As of July 2024, there is little if any benefit in allocating transmit buffers for NICs. Extensive testing confirms that given the typical speed/performance of the systems involved and the nature of today's networks, a transmitted packet will exit the NIC (and generate a transmit complete interrupt) almost before the write-packet routine has returned to its caller. This means (among other things) that allocation 4 on-NIC tx-buffers, as we do in the ee16-driver with 32k RAM, is a waste.
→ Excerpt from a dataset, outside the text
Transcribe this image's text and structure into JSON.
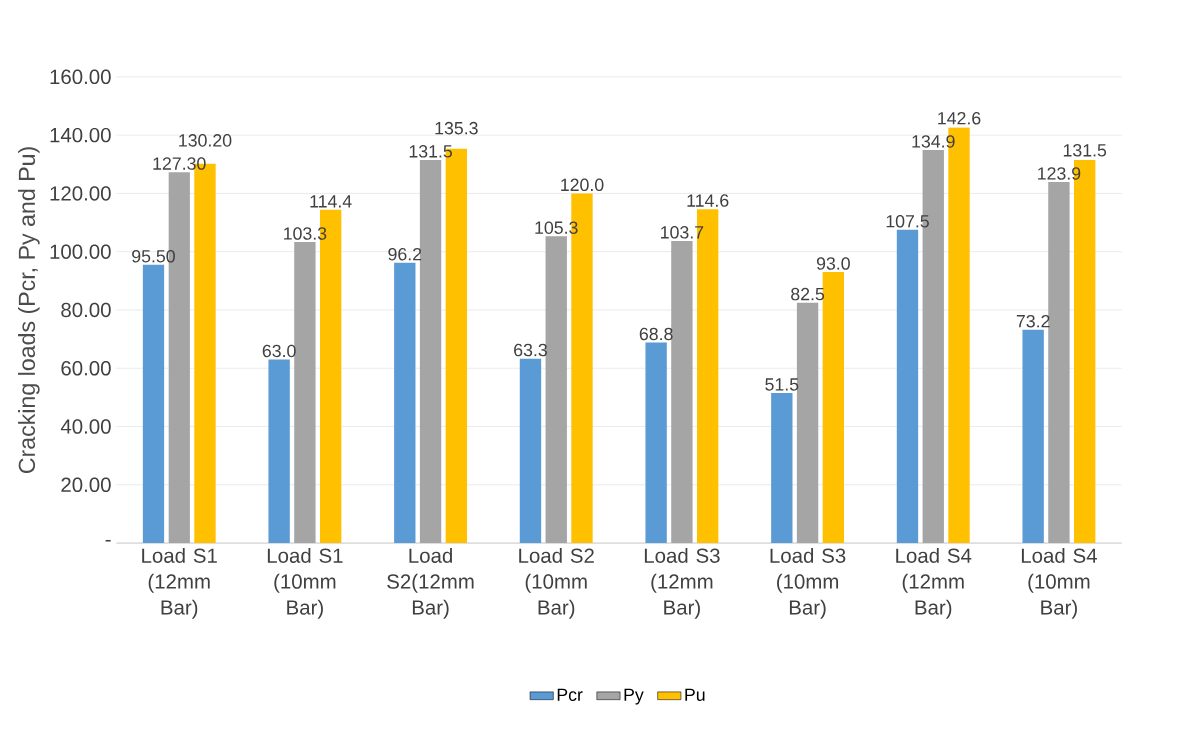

The current buffer implementation offers 3 buffer strategies:

  • No buffers: The driver is moving data directly to/from the requester (via far mem-move), i.e. ktcp.
  • Static buffers: The number of send and receive buffers specified in the NET_OBUFCNT and NET_IBUFCNT defines are allocated statically at compile time. The BUFCNT numbers may be 0, in which case the driver will run as if NO_BUFS was set (except the extra code is compiled in).
  • Heap allocation: Buffer space is allocated from the kernel heap, which is slightly different from static allocation in that memory is allocated only if the network is running. Memory consumption will be slightly higher because of the headers in the heap allocation.

When HEAP allocation is used, the # of buffers may be set in /bootopts via the 'netbufs=' directive. 'netbufs=2,1' means 2 receive buffers, 1 transmit buffer. The kernel will not do sanity checking on the netbufs= numbers, it's entirely possible to make the system unbootable by requesting too many buffers. 2,1 or 2,2 are reasonable choices for regular usage. Again, zero is a valid selection and will turn off buffers entirely. When using heap allocation, a header strucure per buffer is also allocated from the heap, 6 bytes per buffer.

AGAIN: zero buffers is always a valid choice - which complicates the driver somewhat but makes benchmarking much more convenient.